Kreuzberger Chronik
Eine türkische Familie (Schluss)
Es war die aufgeregte Stimme des Bruders, die ihn
weckte. In einem türkischen Dorf, mitten in der Nacht: "Steh
auf, dein Vater ist da!"
Serdar glaubte ihm nicht. Er glaubte überhaupt
nicht mehr daran, dass der Vater eines Tages zurückkommen würde.
Dieser Vater, den er nur aus Erzählungen kannte. Von dem es
nicht mehr gab als ein Foto in der Vitrine des Schranks - neben
dem Großvater, der auch schon längst tot war. Das einzige
schwache Lebenszeichen dieses Vaters war eine Stimme, die manchmal
durchs Telefonkabel flüsterte.
"Serdar, steh auf, dein Vater ist da!" Serdar
drehte sich wieder auf die andere Seite. Er wollte weiterschlafen.
Sie sollten ihn in Ruhe lassen mit diesem Vater.
Serdar war jetzt sieben Jahre alt, ohne dass er diesen
Vater ein einziges Mal gesehen hatte. Er war sich sicher, dass ihm
die Geschwister Märchen erzählten, dass es den Vater gar
nicht gab. Denn wenn es ihn gab, warum hatte er sie dann im Stich
gelassen? Warum war er nicht da gewesen, als sich der Bruder das
Bein brach und als ihnen das Geld für die Operation fehlte?

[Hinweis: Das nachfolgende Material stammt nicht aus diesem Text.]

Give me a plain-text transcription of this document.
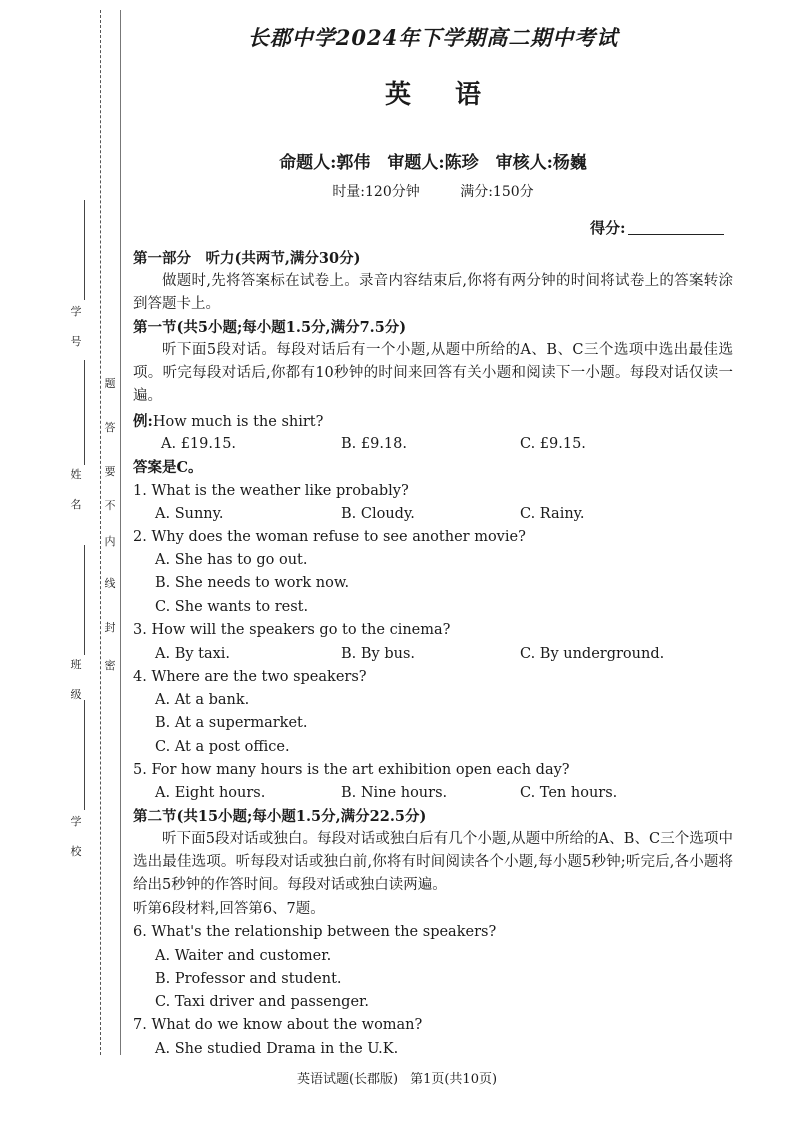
题
答
要
不
内
线
封
密
学
号
姓
名
班
级
学
校
长郡中学2024年下学期高二期中考试
英语
命题人:郭伟　审题人:陈珍　审核人:杨巍
时量:120分钟	满分:150分
得分:
第一部分　听力(共两节,满分30分)
做题时,先将答案标在试卷上。录音内容结束后,你将有两分钟的时间将试卷上的答案转涂到答题卡上。
第一节(共5小题;每小题1.5分,满分7.5分)
听下面5段对话。每段对话后有一个小题,从题中所给的A、B、C三个选项中选出最佳选项。听完每段对话后,你都有10秒钟的时间来回答有关小题和阅读下一小题。每段对话仅读一遍。
例:How much is the shirt?
A. £19.15.	B. £9.18.	C. £9.15.
答案是C。
1. What is the weather like probably?
A. Sunny.	B. Cloudy.	C. Rainy.
2. Why does the woman refuse to see another movie?
A. She has to go out.
B. She needs to work now.
C. She wants to rest.
3. How will the speakers go to the cinema?
A. By taxi.	B. By bus.	C. By underground.
4. Where are the two speakers?
A. At a bank.
B. At a supermarket.
C. At a post office.
5. For how many hours is the art exhibition open each day?
A. Eight hours.	B. Nine hours.	C. Ten hours.
第二节(共15小题;每小题1.5分,满分22.5分)
听下面5段对话或独白。每段对话或独白后有几个小题,从题中所给的A、B、C三个选项中选出最佳选项。听每段对话或独白前,你将有时间阅读各个小题,每小题5秒钟;听完后,各小题将给出5秒钟的作答时间。每段对话或独白读两遍。
听第6段材料,回答第6、7题。
6. What's the relationship between the speakers?
A. Waiter and customer.
B. Professor and student.
C. Taxi driver and passenger.
7. What do we know about the woman?
A. She studied Drama in the U.K.
英语试题(长郡版) 第1页(共10页)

Als sie bei den Verwandten betteln gehen mussten, damit man das
Bein wieder richtete? Und als Ilja sich das Bein ein zweites Mal
brach? Noch heute zieht er es nach. Warum ist dieser Vater nicht
dagewesen, wenn es ihnen schlecht ging? Wenn die Mutter in der Küche
saß und weinte?
"Serdar, dein Vater ist da!"
Als Serdar die Augen öffnete, sah er einen fremden
Mann an seinem Bett. In der Hand hielt er eine riesige Tüte
voller Süßigkeiten. Serdar schüttelte den Kopf.

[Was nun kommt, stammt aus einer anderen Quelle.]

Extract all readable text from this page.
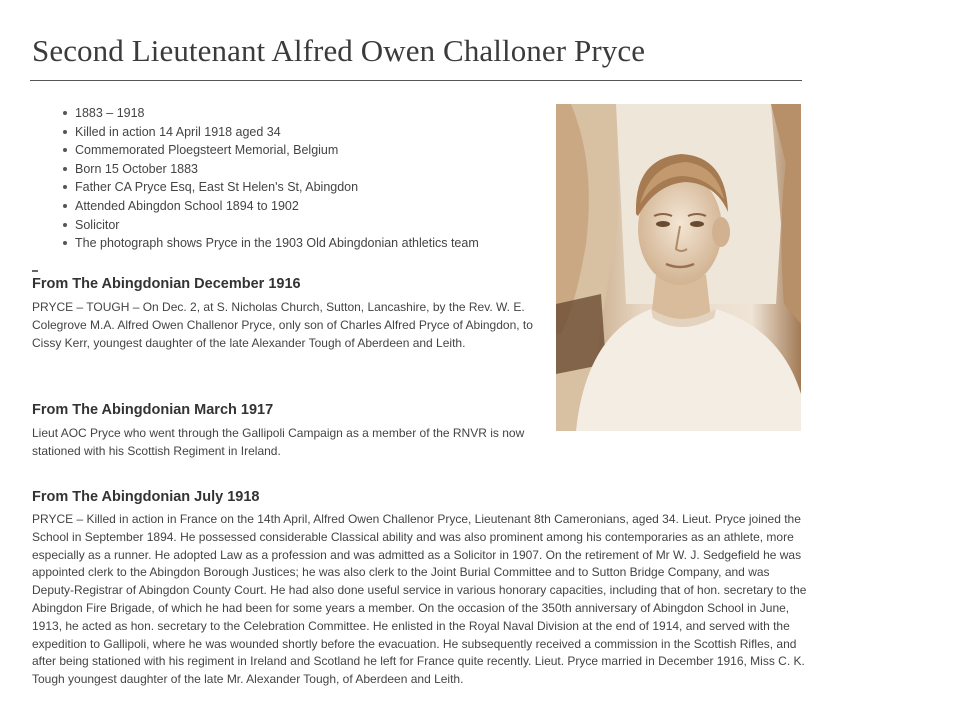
Second Lieutenant Alfred Owen Challoner Pryce
1883 – 1918
Killed in action 14 April 1918 aged 34
Commemorated Ploegsteert Memorial, Belgium
Born 15 October 1883
Father CA Pryce Esq, East St Helen's St, Abingdon
Attended Abingdon School 1894 to 1902
Solicitor
The photograph shows Pryce in the 1903 Old Abingdonian athletics team
From The Abingdonian December 1916

PRYCE – TOUGH – On Dec. 2, at S. Nicholas Church, Sutton, Lancashire, by the Rev. W. E. Colegrove M.A. Alfred Owen Challenor Pryce, only son of Charles Alfred Pryce of Abingdon, to Cissy Kerr, youngest daughter of the late Alexander Tough of Aberdeen and Leith.

From The Abingdonian March 1917

Lieut AOC Pryce who went through the Gallipoli Campaign as a member of the RNVR is now stationed with his Scottish Regiment in Ireland.

From The Abingdonian July 1918

PRYCE – Killed in action in France on the 14th April, Alfred Owen Challenor Pryce, Lieutenant 8th Cameronians, aged 34. Lieut. Pryce joined the School in September 1894. He possessed considerable Classical ability and was also prominent among his contemporaries as an athlete, more especially as a runner. He adopted Law as a profession and was admitted as a Solicitor in 1907. On the retirement of Mr W. J. Sedgefield he was appointed clerk to the Abingdon Borough Justices; he was also clerk to the Joint Burial Committee and to Sutton Bridge Company, and was Deputy-Registrar of Abingdon County Court. He had also done useful service in various honorary capacities, including that of hon. secretary to the Abingdon Fire Brigade, of which he had been for some years a member. On the occasion of the 350th anniversary of Abingdon School in June, 1913, he acted as hon. secretary to the Celebration Committee. He enlisted in the Royal Naval Division at the end of 1914, and served with the expedition to Gallipoli, where he was wounded shortly before the evacuation. He subsequently received a commission in the Scottish Rifles, and after being stationed with his regiment in Ireland and Scotland he left for France quite recently. Lieut. Pryce married in December 1916, Miss C. K. Tough youngest daughter of the late Mr. Alexander Tough, of Aberdeen and Leith.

Mit einer Tüte Bonbons wollte dieser Mann die vergangenen acht
Jahre aus der Welt schaffen. Aber Serdar war nicht bestechlich.
Das war nicht sein Vater. Serdar ging zum Schrank, holte das Foto
aus der Vitrine und verglich das alte Bild mit der neuen Wirklichkeit.
Beide Männer hatten ein Grübchen am Kinn.
Die Mutter war jetzt aufgestanden, hatte Tee gebracht
und begann, den Tisch zu decken. Um drei Uhr in der Nacht. Alle
waren sie plötzlich da, die Geschwister, die Verwandten, Bekannte...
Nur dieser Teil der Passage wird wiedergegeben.